ALLEN: Who was the leading person on the Commission at that point that … apparently there was some desire on the part of the Commission to begin to regulate cable, and this was a way of doing it.
BLISS: Yes.. Well, we just felt they were in the broadcasters’ pocket.
MITCHELL: I don’t recall who was …
BLISS: I forget who the chief commissioner was.
ALLEN: Cox is one name that comes up. [Editors Note: Cox was then General Counsel of the FCC.]
MITCHELL: Probably. He was, no doubt, one member but I don’t know whether he was key or not.
BLISS: I think there was maybe one or two that could see the unfairness of it but the Chairman and two or three others were siding with the broadcasters.

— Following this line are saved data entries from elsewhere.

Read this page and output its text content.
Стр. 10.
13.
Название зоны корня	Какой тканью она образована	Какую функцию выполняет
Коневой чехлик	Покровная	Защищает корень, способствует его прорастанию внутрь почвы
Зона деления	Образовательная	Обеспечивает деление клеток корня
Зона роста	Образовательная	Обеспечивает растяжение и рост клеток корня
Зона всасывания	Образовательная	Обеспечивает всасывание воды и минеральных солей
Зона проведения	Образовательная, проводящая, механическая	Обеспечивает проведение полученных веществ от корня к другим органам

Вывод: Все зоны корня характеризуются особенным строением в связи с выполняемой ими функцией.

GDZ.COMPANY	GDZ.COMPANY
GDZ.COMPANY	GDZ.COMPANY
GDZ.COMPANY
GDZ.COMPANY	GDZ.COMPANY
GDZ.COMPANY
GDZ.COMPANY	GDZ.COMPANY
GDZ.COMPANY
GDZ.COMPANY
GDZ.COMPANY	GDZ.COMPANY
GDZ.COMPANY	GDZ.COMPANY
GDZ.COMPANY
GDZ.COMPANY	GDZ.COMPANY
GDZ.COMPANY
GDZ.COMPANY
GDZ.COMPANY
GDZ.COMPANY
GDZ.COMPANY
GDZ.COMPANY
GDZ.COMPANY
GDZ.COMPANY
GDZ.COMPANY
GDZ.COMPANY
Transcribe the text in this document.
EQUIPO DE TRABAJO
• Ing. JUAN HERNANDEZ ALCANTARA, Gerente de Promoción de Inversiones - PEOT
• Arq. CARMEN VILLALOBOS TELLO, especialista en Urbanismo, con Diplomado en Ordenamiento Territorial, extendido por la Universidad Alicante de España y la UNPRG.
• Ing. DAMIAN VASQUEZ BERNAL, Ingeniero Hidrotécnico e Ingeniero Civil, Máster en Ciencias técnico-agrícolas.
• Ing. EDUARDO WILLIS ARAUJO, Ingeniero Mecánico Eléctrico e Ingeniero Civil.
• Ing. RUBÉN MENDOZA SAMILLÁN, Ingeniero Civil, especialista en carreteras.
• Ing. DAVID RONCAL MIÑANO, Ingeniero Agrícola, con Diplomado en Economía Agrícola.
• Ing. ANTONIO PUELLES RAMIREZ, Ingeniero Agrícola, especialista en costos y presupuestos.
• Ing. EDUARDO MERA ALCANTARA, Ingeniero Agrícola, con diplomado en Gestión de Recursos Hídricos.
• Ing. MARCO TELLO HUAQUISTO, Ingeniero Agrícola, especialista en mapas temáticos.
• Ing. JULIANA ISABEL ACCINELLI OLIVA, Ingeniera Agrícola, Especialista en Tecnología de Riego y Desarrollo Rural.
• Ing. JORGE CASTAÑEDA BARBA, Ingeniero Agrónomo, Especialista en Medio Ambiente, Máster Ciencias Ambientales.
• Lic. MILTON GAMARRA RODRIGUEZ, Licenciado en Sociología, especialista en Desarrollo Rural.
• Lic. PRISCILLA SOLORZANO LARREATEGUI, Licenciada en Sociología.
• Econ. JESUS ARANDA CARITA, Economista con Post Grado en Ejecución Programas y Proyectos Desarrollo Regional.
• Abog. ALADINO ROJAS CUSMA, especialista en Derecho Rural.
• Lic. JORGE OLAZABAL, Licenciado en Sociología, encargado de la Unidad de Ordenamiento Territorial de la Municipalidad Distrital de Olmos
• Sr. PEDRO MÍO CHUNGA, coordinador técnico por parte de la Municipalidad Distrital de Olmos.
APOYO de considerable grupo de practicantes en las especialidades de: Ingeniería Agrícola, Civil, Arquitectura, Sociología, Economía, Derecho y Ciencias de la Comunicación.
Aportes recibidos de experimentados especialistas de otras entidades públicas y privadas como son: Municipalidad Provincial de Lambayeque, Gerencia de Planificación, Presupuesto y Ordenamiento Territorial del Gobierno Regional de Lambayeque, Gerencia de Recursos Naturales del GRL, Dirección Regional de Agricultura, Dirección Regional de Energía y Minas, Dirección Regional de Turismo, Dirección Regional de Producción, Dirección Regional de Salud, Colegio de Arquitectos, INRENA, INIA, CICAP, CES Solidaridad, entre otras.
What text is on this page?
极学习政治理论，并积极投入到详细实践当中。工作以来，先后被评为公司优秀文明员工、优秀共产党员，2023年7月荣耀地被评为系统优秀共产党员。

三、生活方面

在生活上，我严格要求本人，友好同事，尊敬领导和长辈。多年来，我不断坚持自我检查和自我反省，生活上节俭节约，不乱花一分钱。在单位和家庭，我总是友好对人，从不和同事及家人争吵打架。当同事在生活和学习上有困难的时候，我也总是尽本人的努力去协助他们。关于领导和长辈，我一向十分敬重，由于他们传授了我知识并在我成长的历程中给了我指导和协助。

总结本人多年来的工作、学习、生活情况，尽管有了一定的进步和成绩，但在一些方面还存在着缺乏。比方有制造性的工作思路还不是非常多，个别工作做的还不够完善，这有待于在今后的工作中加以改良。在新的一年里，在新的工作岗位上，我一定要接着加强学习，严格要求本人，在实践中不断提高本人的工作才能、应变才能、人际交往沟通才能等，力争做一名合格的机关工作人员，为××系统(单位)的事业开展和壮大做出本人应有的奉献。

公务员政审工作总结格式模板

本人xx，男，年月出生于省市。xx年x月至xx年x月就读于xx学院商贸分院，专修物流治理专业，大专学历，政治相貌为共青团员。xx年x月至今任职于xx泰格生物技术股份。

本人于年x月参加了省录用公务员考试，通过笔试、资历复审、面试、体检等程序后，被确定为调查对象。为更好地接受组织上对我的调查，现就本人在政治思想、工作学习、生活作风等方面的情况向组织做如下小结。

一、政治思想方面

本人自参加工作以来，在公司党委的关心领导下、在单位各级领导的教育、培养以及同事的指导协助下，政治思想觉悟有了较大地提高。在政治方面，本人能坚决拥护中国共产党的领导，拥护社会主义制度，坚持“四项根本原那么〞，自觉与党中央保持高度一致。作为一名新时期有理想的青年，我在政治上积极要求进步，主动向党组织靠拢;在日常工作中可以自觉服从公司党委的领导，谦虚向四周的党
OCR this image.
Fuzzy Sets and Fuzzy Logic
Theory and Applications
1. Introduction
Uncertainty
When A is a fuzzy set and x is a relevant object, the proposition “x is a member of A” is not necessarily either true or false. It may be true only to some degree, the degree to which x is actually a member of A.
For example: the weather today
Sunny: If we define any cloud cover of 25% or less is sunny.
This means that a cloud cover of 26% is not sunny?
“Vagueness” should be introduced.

MITCHELL: You see cable was at an extreme disadvantage in the first place. Everybody could understand the broadcaster–they knew what he was doing. They couldn’t understand what the cable system was doing. If there was a public interest validity, it was the fact that, of course, the cable system didn’t reach 100 percent of the population even in Wyoming.
ALLEN: Particularly, I would think, in Wyoming, because of the wide open spaces.
MITCHELL: Yes, and scattered ranches. That argument was true, whether it was valid or not …
ALLEN: Whether it should have been the overriding reason but there was no way that you could ever extend cable to those ranches.
MITCHELL: No, not even today.
ALLEN: They can do it with a satellite downlink now. Well, both the NAB and the Tri-State TV Translator Association entered in on behalf of the protestants. Who was Tri-State TV Translator? NAB I think we know about but that’s a group I’m not familiar with.
MITCHELL: Well, there was an outfit in Rapid City. What did they call it? There was a manufacturer in Rapid City that manufactured the translator repeaters–probably most of them that were bought in Wyoming, Montana, Colorado area. But anyway they were the spearheaders, the so-called Tri-State Translator.
MITCHELL: And their interest was, of course, they wanted to sell them their translator.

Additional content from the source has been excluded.